The use of STARKs in Ethereum's roadmap further emphasizes scalability and verifiability. While they excel in providing transparent and quantum-resistant proofs, their integration introduces challenges related to prover-side computational costs and small-data inefficiencies. These hurdles must be addressed to fully realize Ethereum's vision of statelessness and efficient block verification, ensuring the network remains robust in the face of increasing demand.
Despite these advancements, key challenges remain. Ethereum must navigate issues of zk-friendliness, consensus scalability, and the complexities of integrating quantum-resistant cryptography.
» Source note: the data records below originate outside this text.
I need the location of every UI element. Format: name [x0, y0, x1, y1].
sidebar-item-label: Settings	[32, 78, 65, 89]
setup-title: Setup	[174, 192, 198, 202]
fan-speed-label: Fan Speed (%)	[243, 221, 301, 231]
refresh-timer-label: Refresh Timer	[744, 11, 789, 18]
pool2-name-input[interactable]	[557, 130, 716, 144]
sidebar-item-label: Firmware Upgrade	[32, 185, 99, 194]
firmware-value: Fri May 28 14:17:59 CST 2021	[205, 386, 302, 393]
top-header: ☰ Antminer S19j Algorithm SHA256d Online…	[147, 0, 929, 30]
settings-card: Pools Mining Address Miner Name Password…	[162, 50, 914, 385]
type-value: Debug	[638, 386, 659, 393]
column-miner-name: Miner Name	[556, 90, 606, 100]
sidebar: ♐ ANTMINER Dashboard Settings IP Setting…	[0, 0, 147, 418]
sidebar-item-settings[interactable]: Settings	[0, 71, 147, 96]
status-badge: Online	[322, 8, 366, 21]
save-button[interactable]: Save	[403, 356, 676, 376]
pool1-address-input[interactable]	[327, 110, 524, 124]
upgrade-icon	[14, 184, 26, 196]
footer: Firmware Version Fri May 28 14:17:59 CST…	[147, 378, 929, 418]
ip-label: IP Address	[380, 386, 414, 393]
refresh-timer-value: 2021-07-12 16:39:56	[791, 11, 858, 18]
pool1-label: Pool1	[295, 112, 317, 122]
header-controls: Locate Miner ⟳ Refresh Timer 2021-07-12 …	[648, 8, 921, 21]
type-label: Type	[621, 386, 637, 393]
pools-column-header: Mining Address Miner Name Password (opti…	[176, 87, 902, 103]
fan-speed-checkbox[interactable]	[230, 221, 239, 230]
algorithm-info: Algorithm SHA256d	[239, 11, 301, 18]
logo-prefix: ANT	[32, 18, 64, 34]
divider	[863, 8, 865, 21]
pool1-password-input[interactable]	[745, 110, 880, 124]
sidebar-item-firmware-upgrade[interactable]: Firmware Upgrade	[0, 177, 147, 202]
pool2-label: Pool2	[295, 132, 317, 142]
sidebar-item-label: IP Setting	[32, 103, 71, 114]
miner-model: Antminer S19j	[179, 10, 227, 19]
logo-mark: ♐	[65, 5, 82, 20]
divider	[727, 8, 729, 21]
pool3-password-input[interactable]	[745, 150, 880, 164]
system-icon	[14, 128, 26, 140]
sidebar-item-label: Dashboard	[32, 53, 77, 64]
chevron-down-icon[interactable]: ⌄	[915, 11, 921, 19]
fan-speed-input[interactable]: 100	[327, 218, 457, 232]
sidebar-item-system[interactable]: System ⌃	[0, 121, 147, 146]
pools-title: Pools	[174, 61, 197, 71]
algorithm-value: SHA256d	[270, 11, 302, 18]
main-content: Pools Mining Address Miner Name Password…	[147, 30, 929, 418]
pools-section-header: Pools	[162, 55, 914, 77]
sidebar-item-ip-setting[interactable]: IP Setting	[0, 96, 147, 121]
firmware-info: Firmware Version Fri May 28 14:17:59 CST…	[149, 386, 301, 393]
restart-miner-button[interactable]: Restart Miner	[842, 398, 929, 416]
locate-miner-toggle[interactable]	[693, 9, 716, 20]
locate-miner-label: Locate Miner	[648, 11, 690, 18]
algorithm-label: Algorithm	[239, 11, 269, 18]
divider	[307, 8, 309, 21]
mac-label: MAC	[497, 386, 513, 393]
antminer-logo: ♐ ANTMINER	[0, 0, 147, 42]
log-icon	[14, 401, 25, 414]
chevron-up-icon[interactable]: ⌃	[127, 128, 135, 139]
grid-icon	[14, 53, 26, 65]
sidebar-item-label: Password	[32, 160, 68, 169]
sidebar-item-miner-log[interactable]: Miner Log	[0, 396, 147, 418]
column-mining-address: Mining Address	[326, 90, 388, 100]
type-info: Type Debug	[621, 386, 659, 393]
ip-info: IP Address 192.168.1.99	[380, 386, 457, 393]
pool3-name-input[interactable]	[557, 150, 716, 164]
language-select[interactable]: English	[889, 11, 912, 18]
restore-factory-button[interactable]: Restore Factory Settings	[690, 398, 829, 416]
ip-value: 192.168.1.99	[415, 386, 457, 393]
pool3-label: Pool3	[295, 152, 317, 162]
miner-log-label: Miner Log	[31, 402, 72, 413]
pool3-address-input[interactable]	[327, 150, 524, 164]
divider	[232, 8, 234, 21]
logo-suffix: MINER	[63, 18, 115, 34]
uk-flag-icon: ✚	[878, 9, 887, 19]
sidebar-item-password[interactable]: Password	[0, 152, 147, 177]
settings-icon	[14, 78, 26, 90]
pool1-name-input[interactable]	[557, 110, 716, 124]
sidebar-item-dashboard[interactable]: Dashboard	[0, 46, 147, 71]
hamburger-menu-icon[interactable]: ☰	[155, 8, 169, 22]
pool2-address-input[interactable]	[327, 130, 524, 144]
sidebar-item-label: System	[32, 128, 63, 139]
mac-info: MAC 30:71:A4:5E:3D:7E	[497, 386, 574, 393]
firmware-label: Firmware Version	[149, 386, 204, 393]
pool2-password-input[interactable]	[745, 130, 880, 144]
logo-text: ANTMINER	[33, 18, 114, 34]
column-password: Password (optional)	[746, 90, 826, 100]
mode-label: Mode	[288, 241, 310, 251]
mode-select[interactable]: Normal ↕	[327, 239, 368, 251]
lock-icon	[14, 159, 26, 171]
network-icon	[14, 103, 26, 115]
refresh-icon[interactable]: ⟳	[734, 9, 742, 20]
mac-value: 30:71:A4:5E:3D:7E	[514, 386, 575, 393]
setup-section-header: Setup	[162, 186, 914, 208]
Moreover, the backward compatibility of existing infrastructure poses practical hurdles that require careful engineering solutions to prevent disruptions to developers and users alike.
What sets Ethereum apart is not just its technical innovations but its iterative approach to solving some of the hardest problems in blockchain. The path forward—whether through technologies like Beam Chain, Verkle Trees, or STARK proofs—depends on a collaborative effort by developers, researchers, and the broader community. These advancements aren’t about achieving perfection overnight but about creating a foundation for a transparent, decentralized, and verifiable internet.
Ethereum’s evolution underscores its role as a critical player in shaping the Web3 era. By tackling today’s challenges with practical solutions, Ethereum moves closer to a future where verifiability, quantum resistance, and scalability become the standard, not the exception.